Thursday, July 19, 2012
London Fund-Raisers Put Romney in a Scandal’s Glare
By MICHAEL BARBARO and NICHOLAS CONFESSORE
They were envisioned as low-key, across-the-pond fund-raisers that would allow Mitt Romney to extract campaign cash from expatriates in London by night as he played statesman by day.
But the two receptions that Mr. Romney, the presumptive Republican nominee, will hold for donors next week during a swing through Europe are turning into an ill-timed public relations headache for him.
Several of the events’ hosts are top executives at banks tied to the interest rate-fixing scandal that is now engulfing London’s financial and political world, linking Mr. Romney, however superficially, to a messy moment in the continuing debate over Wall Street excesses.
The British and American authorities are examining the role of more than 10 banks in the possible manipulation of key interest rates that affected how consumers and companies borrowed money around the world.
The former chief executive and a top lobbyist for Barclays, the bank at the center of the scandal, helped organize a Romney fund-raiser. The former chief executive, Robert E. Diamond Jr., has since withdrawn his name as the event’s co-host. The bank’s lobbyist, Patrick J. Durkin, remains a co-chairman: he has bundled $1.1 million for Mr. Romney from friends and business associates, more than any other lobbyist, according to federal records.

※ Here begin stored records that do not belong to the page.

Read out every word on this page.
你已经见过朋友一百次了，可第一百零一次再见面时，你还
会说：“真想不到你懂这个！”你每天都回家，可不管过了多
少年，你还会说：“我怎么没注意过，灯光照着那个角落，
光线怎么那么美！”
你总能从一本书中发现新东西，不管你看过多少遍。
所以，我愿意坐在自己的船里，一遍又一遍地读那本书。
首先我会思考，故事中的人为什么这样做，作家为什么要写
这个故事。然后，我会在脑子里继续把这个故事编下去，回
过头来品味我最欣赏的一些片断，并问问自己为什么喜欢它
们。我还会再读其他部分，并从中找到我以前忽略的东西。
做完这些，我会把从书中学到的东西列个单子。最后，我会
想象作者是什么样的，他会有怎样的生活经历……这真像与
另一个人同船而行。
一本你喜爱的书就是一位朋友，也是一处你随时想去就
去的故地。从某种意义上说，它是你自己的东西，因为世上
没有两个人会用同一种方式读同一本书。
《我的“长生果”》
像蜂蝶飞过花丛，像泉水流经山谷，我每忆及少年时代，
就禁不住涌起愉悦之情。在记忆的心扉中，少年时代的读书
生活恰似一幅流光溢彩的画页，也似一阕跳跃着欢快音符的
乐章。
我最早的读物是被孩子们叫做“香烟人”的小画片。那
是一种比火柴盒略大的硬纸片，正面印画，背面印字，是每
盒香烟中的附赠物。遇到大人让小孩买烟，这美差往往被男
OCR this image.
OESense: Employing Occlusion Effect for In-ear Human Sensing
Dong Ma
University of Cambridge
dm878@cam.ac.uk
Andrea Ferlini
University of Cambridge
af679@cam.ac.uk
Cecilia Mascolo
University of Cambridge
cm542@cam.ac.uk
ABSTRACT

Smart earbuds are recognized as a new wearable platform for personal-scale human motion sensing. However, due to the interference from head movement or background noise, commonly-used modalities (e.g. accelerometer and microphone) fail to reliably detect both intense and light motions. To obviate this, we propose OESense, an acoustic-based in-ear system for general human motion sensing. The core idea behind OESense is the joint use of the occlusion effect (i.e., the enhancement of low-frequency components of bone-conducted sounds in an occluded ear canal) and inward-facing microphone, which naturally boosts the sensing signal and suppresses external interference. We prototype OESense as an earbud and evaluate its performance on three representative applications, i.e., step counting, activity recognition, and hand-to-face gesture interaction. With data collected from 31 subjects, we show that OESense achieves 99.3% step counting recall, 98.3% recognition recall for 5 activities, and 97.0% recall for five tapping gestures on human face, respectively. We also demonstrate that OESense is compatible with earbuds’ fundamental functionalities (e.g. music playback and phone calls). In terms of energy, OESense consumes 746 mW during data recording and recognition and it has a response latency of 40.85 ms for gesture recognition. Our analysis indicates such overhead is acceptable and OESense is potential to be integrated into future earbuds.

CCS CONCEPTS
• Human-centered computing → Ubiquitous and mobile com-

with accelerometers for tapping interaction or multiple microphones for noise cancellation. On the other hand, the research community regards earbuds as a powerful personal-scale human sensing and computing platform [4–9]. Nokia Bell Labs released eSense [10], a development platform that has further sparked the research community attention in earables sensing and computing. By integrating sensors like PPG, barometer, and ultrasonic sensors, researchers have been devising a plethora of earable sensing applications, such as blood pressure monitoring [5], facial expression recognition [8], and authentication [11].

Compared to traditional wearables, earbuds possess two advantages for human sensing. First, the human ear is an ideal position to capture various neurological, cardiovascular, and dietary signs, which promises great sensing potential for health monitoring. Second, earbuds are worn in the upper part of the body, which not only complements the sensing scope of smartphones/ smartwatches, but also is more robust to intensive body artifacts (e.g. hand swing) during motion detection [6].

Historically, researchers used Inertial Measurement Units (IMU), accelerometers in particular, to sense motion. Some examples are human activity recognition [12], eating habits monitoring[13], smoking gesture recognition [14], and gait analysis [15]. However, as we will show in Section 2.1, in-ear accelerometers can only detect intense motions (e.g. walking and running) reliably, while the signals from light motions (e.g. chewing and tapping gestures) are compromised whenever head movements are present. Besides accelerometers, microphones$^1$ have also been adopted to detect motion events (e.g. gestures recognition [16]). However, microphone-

In late June, Barclays agreed to pay $450 million to resolve accusations that it had tried to manipulate rates to benefit its bottom line. Shortly after, Mr. Diamond resigned from his position.
In a sign of just how politicized the scandal has become, 11 members of Parliament recently signed a resolution, naming Mr. Romney, that called for Barclays executives to “cease fund-raising for political candidates” and focus on rebuilding consumer confidence in the banking system.
Soliciting donations abroad, as exotic as it sounds, is by no means new. Election laws permit candidates to accept contributions from citizens living outside the United States, and John McCain and Barack Obama did so.
Barclays was the ninth-biggest source of contributions to Mr. Romney’s campaign either directly or through his joint fund-raising effort with the Republican National Committee, according to the Center for Responsive Politics, with employees contributing $234,650 through the end of May.
But Democrats may be loath to draw attention to Mr. Romney’s donations from big banks like Barclays. Employees of the bank have contributed $34,800 to Mr. Obama and his joint effort with the Democratic National Committee. (Mr. Obama does not allow registered lobbyists to bundle for his campaign.)
This month, Vice President Joseph R. Biden Jr. attended a fund-raiser in Park City, Utah, co-hosted by Mark Gilbert, a top executive at Barclays, who has raised hundreds of thousands of dollars for Mr. Obama’s re-election bid.
Representatives of the Romney and Obama campaigns declined to comment.
Besides Barclays, executives at several banks under investigation, including HSBC, Deutsche Bank and Credit Suisse, are co-chairmen for the Romney fund-raisers in London.
Mr. Romney appeared to take all the normal precautions for his events in London: an invitation to one of the fund-raisers reminds guests that they “must provide copy of U.S. Passport.”
Still, any ties to the firms under investigation could detract from a trip intended to highlight Mr. Romney’s history with the Olympics. Mr. Romney, who ran the 2002 Salt Lake City Games, plans to attend the opening ceremonies for the 2012 Games next Friday.
What is more, it may give ammunition to his left-wing critics, since Mr. Romney has railed against Wall Street regulation, like the Dodd-Frank Act.
Despite the controversy, the co-host of one fund-raiser, Karl Dasher, said there was “strong excitement” for Romney among expatriates in London.
Republican fund-raisers described the London receptions as a case of awkward timing, noting that scrutiny of presidential donors always intensifies when a company is under investigation.
“You want to make sure that you don’t wind up with egg on your face because you got some money from some guy who pulled a stunt. But you can’t screen everybody that writes your check,” said Alfred Hoffman Jr., a Florida developer who is a top Republican fund-raiser but is not raising money for the Romney campaign. “You do the best you can — you make sure that they’re an American citizen.”